Il le répète sans cesse depuis le début de la campagne. À chaque sortie, à chaque rassemblement, à chaque meeting, à chaque congrès, le leader de l’Alliance du changement prévient, met en garde, martèle. «Li pou sey fer tou pou kokin sa eleksion-la», lance Navin Ramgoolam face à la foule. Des craintes qu’expriment également des partisans de la coalition Parti travailliste-Mouvement militant mauricien-Nouveaux Démocrates-Rezistans ek Alternativ sur les réseaux sociaux et dans la rue, car selon eux «pena sime Sanzman pa gagne si pa trik eleksion ek sa vag kinn leve-la. Morisien inn araze». Des craintes quant à d’éventuelles élections truquées, est-ce dès lors de la paranoïa ? Ontils raison de céder à la psychose ?

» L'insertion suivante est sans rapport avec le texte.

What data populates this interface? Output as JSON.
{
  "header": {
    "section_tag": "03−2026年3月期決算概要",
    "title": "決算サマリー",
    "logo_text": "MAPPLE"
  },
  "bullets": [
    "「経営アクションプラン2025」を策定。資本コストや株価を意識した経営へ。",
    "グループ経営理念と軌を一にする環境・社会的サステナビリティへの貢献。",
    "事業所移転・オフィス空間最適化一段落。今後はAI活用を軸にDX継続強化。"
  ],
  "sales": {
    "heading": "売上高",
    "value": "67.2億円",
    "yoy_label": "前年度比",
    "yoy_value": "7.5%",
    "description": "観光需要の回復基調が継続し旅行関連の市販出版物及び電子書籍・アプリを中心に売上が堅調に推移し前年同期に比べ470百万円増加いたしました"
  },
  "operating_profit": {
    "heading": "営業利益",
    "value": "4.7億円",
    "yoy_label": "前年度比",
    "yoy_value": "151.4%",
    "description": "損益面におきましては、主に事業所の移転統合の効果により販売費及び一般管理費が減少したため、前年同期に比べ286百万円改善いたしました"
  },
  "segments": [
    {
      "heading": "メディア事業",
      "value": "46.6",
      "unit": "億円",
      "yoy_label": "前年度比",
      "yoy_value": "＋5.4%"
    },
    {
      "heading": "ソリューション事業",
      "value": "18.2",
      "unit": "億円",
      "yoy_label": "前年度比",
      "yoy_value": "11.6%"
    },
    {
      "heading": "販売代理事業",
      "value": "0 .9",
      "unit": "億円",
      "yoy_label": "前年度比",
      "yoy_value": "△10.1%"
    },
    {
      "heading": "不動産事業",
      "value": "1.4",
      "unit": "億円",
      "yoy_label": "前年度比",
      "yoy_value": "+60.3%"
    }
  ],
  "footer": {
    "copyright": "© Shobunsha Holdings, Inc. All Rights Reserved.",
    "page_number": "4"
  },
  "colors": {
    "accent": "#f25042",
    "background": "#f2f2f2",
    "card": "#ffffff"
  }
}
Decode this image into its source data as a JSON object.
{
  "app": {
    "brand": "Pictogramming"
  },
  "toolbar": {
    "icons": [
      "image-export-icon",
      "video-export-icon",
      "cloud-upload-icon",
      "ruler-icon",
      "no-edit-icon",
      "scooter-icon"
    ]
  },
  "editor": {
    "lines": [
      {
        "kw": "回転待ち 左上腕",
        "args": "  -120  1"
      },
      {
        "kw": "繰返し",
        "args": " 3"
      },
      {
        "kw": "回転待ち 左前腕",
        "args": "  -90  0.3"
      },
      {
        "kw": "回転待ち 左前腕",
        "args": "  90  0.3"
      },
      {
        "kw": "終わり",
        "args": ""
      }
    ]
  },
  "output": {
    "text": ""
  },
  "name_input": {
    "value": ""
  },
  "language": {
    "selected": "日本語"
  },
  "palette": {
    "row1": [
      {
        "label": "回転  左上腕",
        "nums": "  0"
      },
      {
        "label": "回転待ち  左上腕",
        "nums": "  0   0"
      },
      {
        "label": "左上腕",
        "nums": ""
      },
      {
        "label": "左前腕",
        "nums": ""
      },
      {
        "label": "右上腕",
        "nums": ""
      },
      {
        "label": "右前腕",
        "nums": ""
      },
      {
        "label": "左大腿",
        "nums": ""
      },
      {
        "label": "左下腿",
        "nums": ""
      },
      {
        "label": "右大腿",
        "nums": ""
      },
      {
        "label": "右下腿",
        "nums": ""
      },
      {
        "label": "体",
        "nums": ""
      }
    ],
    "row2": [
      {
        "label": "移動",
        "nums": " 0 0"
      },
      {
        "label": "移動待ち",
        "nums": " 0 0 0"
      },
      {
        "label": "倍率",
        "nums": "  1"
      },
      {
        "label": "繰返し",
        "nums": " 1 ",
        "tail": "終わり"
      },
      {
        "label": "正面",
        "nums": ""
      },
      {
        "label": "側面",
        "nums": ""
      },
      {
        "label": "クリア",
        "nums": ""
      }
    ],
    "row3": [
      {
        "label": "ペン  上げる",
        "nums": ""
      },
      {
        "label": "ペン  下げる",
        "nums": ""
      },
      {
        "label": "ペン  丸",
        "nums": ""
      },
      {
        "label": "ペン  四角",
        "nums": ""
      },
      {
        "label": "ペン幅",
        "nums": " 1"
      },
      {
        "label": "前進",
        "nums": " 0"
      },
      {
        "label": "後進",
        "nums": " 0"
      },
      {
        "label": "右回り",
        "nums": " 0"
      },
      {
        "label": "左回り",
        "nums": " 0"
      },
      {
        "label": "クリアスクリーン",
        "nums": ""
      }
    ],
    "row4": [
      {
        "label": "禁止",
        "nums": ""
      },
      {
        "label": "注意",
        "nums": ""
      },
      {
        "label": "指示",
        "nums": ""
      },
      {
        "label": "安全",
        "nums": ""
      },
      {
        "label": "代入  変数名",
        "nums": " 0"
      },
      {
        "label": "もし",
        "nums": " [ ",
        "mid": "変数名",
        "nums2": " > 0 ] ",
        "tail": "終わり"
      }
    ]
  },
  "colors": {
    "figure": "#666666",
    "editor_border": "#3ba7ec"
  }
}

Il est judicieux de rappeler que, dans le sillage des élections de 2019 – marquées notamment par l’épisode T-Square et celui des votants morts mais «vivants» –, au moins trois bulletins volants avaient été retrouvés dans la nature, dans les circonscriptions n°ˢ 3 et 4 notamment. L’un d’eux avait atterri entre les mains de Shakeel Mohamed, qui avait alerté l’opinion publique. Un quatrième avait même «débarqué» au sein de la rédaction de l’express. Il venait du n°19 (Stanley–Rose-Hill), portait trois croix en faveur du MMM et avait été remis par un individu à deux journalistes, le vendredi 29 novembre 2019. Jenny Adebiro, candidate mauve, avait par la suite réclamé un recount dans cette circonscription où elle avait été devancée – pour la troisième place – d’une étroite marge par Ivan Collendavelloo ; elle avait obtenu 8 867 votes contre 8 959 pour son adversaire, soit une différence de 92 voix.
Un des bulletins de vote retrouvés dans la nature en 2019.
Ainsi, lors du recomptage en 2022, elle avait finalement obtenu 8 865 votes, contre 8 945 pour le leader du Muvman Liberater, soit cette fois un écart de 80 voix. Faits étonnants, dérangeants : comment se fait-il que les deux candidats aient obtenu moins de voix lors du recount ? En fait, on a «découvert» qu’il y avait 28 096 bulletins de vote au lieu de 28 169, soit 73 de moins. Deuxièmement, un bulletin de vote de la circonscription n°1 avait été retrouvé parmi ceux de la circonscription n°19. Enfin, deux bulletins ne portant pas le sceau du bureau du commissaire électoral avaient été retrouvés dans les urnes… Jusqu’ici, aucune explication plausible n’a été donnée à ce sujet.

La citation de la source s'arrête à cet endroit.